我有一个CSV文件,其中包含以gb2313编码的中文字符(系统默认值)。 以下是我的CSV示例:
date,title,name,id,message
"2014-10-07 8:42:37","元老",879231132,879231132,"加 "
"2014-10-07 8:43:50","元老",879231132,879231132,"这么多空格,不加引号。怎么行。 "
"2014-10-07 8:45:10","新人",451635342,451635342,"想问一下,如果有一些专业词汇不懂 找谁帮忙呀? "
"2014-10-07 8:45:30","大神",532594859,532594859,"发出来,一起研究 "
我使用read.csv读取它们,并且可以在R Console中正确打印出来,但是当我尝试将值放入hChart的标签时,它显示为乱码(没有意义的字符)
我尝试Encoding(title)<- "UTF-8"
和enc2utf8()
,但他们也没有工作。
我怎么能解决这个问题?任何想法都会很有帮助
R版本3.1.1(2014-07-10)平台:i386-w64-mingw32 / i386(32位)

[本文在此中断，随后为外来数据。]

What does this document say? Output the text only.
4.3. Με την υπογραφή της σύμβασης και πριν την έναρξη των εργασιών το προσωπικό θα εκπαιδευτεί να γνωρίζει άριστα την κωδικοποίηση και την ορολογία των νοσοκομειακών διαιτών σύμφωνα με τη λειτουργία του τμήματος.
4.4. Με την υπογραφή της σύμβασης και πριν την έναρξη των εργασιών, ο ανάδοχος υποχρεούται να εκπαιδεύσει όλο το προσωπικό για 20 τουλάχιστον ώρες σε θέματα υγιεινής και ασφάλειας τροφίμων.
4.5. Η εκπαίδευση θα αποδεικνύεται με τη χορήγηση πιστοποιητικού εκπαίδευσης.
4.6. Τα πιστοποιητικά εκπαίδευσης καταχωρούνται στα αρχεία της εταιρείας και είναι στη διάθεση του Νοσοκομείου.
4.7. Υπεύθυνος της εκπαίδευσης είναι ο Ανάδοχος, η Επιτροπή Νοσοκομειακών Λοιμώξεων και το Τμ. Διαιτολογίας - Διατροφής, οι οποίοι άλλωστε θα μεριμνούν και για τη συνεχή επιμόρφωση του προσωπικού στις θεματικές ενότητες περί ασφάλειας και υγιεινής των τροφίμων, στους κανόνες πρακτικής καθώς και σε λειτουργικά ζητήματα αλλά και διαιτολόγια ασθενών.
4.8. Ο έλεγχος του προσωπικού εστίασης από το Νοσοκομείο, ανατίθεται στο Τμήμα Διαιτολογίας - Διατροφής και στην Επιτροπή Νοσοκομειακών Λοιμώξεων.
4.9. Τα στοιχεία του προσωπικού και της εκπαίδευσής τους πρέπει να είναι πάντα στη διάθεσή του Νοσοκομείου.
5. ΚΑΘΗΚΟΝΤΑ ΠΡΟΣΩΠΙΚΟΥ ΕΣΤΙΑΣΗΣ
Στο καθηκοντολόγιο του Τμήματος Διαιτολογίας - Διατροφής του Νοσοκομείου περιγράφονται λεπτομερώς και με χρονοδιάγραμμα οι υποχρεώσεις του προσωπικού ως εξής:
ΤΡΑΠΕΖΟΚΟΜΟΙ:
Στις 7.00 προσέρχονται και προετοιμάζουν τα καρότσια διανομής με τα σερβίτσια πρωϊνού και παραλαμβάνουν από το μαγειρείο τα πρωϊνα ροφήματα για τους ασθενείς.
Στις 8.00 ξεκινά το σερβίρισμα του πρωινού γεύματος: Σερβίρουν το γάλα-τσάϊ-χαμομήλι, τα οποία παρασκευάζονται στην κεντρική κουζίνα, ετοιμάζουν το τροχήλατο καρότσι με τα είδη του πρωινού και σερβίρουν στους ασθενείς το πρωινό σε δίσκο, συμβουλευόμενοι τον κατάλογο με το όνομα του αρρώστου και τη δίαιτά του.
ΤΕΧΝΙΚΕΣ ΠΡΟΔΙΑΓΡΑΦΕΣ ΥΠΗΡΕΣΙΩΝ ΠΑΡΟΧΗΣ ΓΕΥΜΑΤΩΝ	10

locale:[1] LC_COLLATE =中文(简体)_People's Republic of China.936 [2] LC_CTYPE =中文(简体)_People's Republic of China.936 [3] LC_MONETARY =中文(简体)_People's Republic of China.936 [4] LC_NUMERIC = C
[5] LC_TIME =中国(简体)_中华民国936附加基础包:[1] stats graphics grDevices utils
数据集方法基础其他附件包:[1] RJSONIO_1.3-0 httr_0.5 rCharts_0.4.5
通过命名空间加载(而不是附加):[1] grid_3.1.1
lattice_0.20-29 plyr_1.8.1 Rcpp_0.11.3 stringr_0.6.2
tools_3.1.1 [7] whisker_0.3-2 yaml_2.1.13
现在我把我的代码放在这里。
library(rCharts)
library(httr)
library(RJSONIO)
library(data.table)
paresed_data <- read.csv("gb2312.csv",header = TRUE,sep = ",",quote="\"")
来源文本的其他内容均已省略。